Construction of lightweight, high-energy absorption 3D-printed scaffold for electromagnetic interference shielding with low reflection

Abstract

The pursuit of advanced electromagnetic interference (EMI) shielding materials, featuring lightweight, programmable structures, low reflection, and essential mechanical properties, presents both promise and challenge. In this study, a scaffold based on triply periodic minimal surface (TPMS) with 70 % porosity was designed using 3D printing technology, showcasing enhanced compressive strength and impressive energy absorption capacity. Building upon this scaffold, the monolithic layered dipping method served as an innovative strategy to easily regulate gradient distribution of carbon nanotube (CNT) on 3D-printed scaffold and ensured their integrity. Moreover, the gradient conductive 3D-printed scaffold, with a rational CNT distribution, features a dramatically reduced reflection power coefficient of 0.13, achieving an EMI shielding effectiveness (SE) up to 35.9 dB, indicating that 99.99 % of EM waves are blocked upon penetration. Finite element analysis (FEA) justifies that the 3D-printed scaffold with increased gradient CNT content was more effective in absorbing EM waves, highlighting its remarkable design flexibility and practical feasibility of gradient conductive structure.

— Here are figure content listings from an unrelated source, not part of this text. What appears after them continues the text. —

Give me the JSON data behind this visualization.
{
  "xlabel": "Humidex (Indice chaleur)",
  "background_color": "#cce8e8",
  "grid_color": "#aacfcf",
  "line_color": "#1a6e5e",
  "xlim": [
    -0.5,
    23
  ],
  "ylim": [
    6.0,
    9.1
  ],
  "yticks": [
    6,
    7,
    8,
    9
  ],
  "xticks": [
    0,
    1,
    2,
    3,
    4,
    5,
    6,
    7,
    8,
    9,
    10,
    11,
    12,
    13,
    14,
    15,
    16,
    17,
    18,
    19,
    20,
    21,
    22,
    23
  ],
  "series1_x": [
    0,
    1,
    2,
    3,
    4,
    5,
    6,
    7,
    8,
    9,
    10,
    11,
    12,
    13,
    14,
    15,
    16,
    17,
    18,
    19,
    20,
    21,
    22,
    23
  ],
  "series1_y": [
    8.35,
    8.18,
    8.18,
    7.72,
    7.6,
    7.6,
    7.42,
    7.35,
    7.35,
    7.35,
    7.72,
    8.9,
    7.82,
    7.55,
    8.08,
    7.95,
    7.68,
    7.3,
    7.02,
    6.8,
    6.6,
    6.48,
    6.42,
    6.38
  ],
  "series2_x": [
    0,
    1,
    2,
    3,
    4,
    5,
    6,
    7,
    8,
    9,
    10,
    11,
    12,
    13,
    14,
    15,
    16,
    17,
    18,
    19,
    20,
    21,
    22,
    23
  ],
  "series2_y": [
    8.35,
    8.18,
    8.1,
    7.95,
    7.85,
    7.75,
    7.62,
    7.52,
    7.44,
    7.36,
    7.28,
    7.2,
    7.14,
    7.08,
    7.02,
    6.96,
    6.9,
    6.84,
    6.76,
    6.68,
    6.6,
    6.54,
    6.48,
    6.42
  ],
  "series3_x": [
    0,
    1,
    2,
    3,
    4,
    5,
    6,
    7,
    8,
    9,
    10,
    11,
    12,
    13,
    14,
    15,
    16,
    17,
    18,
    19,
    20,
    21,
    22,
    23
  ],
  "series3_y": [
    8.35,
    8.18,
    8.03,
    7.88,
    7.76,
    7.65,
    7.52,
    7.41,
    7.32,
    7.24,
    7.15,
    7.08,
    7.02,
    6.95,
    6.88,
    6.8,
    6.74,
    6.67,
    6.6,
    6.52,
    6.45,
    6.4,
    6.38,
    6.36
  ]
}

Furthermore, we analyze the EM waves attenuation mechanism of gradient conductive 3D-printed scaffold, facilitated by introduces multiple loss mechanisms, which effectively establishing an "absorption-reflection-reabsorption" process for dissipating EM waves. This work is expected to open new avenues in the field of FDM 3D printing technology in the fabrication of low reflection EMI composites.